Jeffrey Haas wrote:
> On Mon, Dec 18, 2017 at 01:04:03PM +0000, Nick Hilliard wrote:
>> It's also common practice for transit providers to use a single ASN
>> spanning the globe e.g. 174, 2914, 3356, etc. What you're describing
>> here is an aspect of the fact that that as-pathlen has not been a useful
>> determinant for the bgp decision engine for many years.
> 
> While somewhat orthogonal to this discussion, path length (and thus
> prepending) is about the only useful knob many BGP speakers have to try to
> bias incoming traffic.  I suspect you mean something a bit different above.

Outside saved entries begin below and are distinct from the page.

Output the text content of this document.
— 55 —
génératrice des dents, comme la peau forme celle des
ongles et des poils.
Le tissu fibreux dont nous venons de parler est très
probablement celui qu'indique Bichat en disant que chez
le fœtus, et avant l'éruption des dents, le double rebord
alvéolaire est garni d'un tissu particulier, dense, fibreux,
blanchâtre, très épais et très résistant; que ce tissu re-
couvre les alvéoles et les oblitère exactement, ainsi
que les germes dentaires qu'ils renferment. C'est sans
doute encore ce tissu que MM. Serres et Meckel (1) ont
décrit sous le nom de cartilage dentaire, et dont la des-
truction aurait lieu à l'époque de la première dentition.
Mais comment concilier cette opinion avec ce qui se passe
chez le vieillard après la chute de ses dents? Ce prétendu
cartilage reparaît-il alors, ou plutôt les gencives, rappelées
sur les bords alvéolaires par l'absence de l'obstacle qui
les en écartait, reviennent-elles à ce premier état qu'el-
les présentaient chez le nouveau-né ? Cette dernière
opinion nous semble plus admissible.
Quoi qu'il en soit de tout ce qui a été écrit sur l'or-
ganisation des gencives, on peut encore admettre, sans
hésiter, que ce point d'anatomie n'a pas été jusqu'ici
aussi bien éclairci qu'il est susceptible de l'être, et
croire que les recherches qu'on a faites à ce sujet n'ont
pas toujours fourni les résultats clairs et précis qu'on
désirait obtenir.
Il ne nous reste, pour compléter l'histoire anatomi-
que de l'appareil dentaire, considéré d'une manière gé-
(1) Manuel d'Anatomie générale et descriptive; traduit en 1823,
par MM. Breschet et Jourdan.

point taken, but I meant for outgoing: it's not useful when you have
upstream or peer global asns for outbound traffic.

>> Updating rfc4271 would be more productive - and getting IXPs to filter
>> ingress bgp feeds by default.
> 
> I hope to be retired before that level of "incremental update" is expected
> to work in the Internet at large. :-)

Probably hell would freeze over before consensus was reached on a
replacement decision engine.

> P.S. many providers provide knobs to ignore path length as a consideration.
> No spec work is required.

yeah, but you know dealing with ixp participants is hard.  IXPs are
firmly aimed at the mid- to low-end provider market, and often you're
dealing with people who just don't understand routing well or who don't
have time to twiddle knobs.  It's better policy to provide ixp
participants with simple guidelines and a well-managed 90% solution
rather than spend all day pushing them up the hill.